Des propos de réconfort s’étouffèrent avant d’être exprimés. Face à cette silhouette ratatinée, Héliandri s’avisa que toute tentative se solderait par un échec, aussi céda-t-elle cet âpre rôle à Makrine et Zekan. Mélude pleura sur leurs épaules des minutes entières, durant lesquelles les aventurières se rembrunirent. Elles s’imposèrent un silence de respect, et s’en remirent aux musiciens pour le briser.
— Nous resterons ici, déclara Zekan. Mélude a besoin de nous.
— Allez-y, proposa Makrine. La fin du chemin est vôtre.
Héliandri tergiversa un long moment avant d’acquiescer. Même de retour vers la porte, elle se retourna de temps à autre, dédia des coups d’œil empathiques à son amie succombant à ses larmes. En résulta une lente progression : lorsqu’elle rejoignit Wixa, celle-ci appliquait déjà ses mains sur les arabesques, desquelles fusa un flux véloce.
Chatoyantes, irradiantes, surpuissantes. Mille couleurs scintillèrent face à deux exploratrices estomaquées, miroitèrent sur leurs yeux dilatés. Wixa ne faisait qu’un avec la structure : des spirales luminescentes s’enroulèrent autour de ses bras jusqu’à en éclipser ses manches. Malgré sa stabilité, elle se mit à chanceler, ce qui exhorta Héliandri à intervenir. Cette énergie, si elle se pérennisait, risquait de consumer sa partenaire.
À peine perçut-elle le soupir occulté par le grondement.
Derrière le seuil s’étendit un large escalier s’enfonçant dans la pénombre. Même les orbes azurés qui flottaient au-dessus des torches, régulièrement espacés sur les murs en fezura, n’en triomphaient guère.
Wixa admira son œuvre suite à une longue inspiration. Quelques étincelles grésillaient encore sur ses poignets, mais nulle brûlure ne noircissait sa peau, au soulagement de son amie.
— J’ai puisé mon inspiration de Havaden, admira-t-elle. Je regrette, mais je n’ai pas trouvé d’autre solution.
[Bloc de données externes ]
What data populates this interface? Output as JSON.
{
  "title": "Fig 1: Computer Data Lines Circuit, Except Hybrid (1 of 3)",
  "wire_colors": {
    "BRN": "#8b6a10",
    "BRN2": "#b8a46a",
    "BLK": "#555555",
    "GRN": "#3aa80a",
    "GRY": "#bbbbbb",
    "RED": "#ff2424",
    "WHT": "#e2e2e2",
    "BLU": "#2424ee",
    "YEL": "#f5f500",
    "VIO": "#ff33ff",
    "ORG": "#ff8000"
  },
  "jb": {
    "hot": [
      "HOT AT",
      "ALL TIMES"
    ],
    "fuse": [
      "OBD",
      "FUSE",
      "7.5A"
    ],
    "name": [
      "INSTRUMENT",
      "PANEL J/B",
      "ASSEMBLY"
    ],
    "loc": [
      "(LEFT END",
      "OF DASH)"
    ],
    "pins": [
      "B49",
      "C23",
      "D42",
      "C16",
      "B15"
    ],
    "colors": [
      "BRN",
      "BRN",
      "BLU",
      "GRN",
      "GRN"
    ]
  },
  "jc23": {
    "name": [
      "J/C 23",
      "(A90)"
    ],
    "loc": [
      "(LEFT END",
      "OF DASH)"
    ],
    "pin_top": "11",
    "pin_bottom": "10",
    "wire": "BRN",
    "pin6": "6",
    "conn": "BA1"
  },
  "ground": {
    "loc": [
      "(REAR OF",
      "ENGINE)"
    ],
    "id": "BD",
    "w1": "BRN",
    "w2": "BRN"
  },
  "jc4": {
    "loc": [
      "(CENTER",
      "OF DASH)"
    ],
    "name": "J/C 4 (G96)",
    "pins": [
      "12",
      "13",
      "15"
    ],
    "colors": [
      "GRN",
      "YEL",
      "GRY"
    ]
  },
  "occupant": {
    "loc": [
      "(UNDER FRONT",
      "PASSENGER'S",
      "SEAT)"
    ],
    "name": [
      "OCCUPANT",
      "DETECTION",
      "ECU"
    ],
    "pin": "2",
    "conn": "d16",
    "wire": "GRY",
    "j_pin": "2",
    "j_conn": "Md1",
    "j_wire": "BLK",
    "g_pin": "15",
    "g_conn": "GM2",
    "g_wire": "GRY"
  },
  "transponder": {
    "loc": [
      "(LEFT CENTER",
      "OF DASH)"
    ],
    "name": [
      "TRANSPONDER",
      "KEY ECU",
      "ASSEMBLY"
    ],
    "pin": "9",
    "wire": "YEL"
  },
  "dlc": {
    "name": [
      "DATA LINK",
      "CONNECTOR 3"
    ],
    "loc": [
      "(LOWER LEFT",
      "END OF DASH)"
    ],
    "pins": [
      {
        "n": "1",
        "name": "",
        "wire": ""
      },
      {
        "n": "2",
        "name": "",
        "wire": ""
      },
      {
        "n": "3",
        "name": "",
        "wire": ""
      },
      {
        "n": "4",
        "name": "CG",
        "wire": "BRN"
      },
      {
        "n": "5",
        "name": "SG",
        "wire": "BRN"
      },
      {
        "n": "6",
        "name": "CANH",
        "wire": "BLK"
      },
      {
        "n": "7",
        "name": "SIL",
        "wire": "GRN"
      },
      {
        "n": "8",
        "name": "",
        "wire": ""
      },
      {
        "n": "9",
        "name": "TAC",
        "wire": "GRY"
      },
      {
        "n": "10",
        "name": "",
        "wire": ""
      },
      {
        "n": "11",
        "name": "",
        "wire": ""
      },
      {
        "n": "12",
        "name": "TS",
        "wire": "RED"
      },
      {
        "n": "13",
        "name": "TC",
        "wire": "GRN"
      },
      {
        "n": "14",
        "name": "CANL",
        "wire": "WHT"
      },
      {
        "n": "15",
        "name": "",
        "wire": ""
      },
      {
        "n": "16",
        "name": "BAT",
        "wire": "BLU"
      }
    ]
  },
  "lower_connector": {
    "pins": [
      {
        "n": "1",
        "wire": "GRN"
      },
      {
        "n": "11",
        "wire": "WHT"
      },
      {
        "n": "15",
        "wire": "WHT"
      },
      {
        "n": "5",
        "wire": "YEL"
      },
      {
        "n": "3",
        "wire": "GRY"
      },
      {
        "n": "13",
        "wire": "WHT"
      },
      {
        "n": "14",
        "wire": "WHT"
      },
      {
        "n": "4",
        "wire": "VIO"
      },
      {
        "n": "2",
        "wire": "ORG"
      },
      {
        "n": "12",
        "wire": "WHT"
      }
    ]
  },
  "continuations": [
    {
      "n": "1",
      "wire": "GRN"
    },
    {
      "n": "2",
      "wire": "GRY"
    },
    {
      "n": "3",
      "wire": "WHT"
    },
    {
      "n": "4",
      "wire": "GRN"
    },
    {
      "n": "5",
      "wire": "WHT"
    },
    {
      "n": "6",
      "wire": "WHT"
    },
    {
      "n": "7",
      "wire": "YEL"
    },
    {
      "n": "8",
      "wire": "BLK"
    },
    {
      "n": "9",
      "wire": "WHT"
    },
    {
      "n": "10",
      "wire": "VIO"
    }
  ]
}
Son cœur se serrait en l’attente d’une réponse. Puis se pinça lorsque Héliandri enroula son bras autour du sien, son sourire complétant son hochement résolu. Calées l’une sur l’autre, tout juste séparées de l’obscurité, les deux amies se lorgnèrent.
— J’ai vu d’autres mondes, révéla Wixa. D’autres réalités, d’infinies possibilités. J’ai paniqué quand j’ai cru ma fin survenir. Mais ici, malgré ce qu’il vient d’arriver… j’ai ressenti quelque chose que je n’avais ressenti. J’ai assisté à tant de commencements avec une multitude de variations. Où que nous allions, Héli… ce sera un autre début.
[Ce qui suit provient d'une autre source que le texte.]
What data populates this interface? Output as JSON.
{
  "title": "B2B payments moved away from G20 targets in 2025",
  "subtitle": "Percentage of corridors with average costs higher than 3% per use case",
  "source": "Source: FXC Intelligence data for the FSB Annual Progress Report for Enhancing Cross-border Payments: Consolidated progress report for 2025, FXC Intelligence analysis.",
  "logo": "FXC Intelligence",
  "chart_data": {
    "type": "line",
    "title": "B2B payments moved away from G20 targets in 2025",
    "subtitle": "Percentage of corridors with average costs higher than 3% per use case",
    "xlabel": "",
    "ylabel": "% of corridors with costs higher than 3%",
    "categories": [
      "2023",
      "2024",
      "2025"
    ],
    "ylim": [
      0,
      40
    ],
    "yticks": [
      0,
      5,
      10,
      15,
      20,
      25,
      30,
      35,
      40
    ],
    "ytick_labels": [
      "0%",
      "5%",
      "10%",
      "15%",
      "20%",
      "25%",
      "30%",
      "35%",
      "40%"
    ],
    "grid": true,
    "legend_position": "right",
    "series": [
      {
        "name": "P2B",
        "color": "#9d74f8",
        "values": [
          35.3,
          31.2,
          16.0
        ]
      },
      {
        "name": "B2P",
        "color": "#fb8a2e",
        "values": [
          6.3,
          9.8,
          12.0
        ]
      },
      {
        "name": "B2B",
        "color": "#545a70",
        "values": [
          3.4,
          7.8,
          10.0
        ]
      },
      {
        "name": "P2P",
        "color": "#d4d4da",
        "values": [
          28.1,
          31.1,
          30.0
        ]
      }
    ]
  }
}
Héliandri s’épanouit de ce contact. Tout ses craintes se volatilisaient à sa contemplation, même en méditant sur les propos de sa camarade. Elle mit du temps avant de se détacher de son regard, avant de détailler l’objectif tapis derrière ces ténébreuses abysses.
— Et je suis prête à l’affronter avec toi, déclara-t-elle. Jusqu’au bout.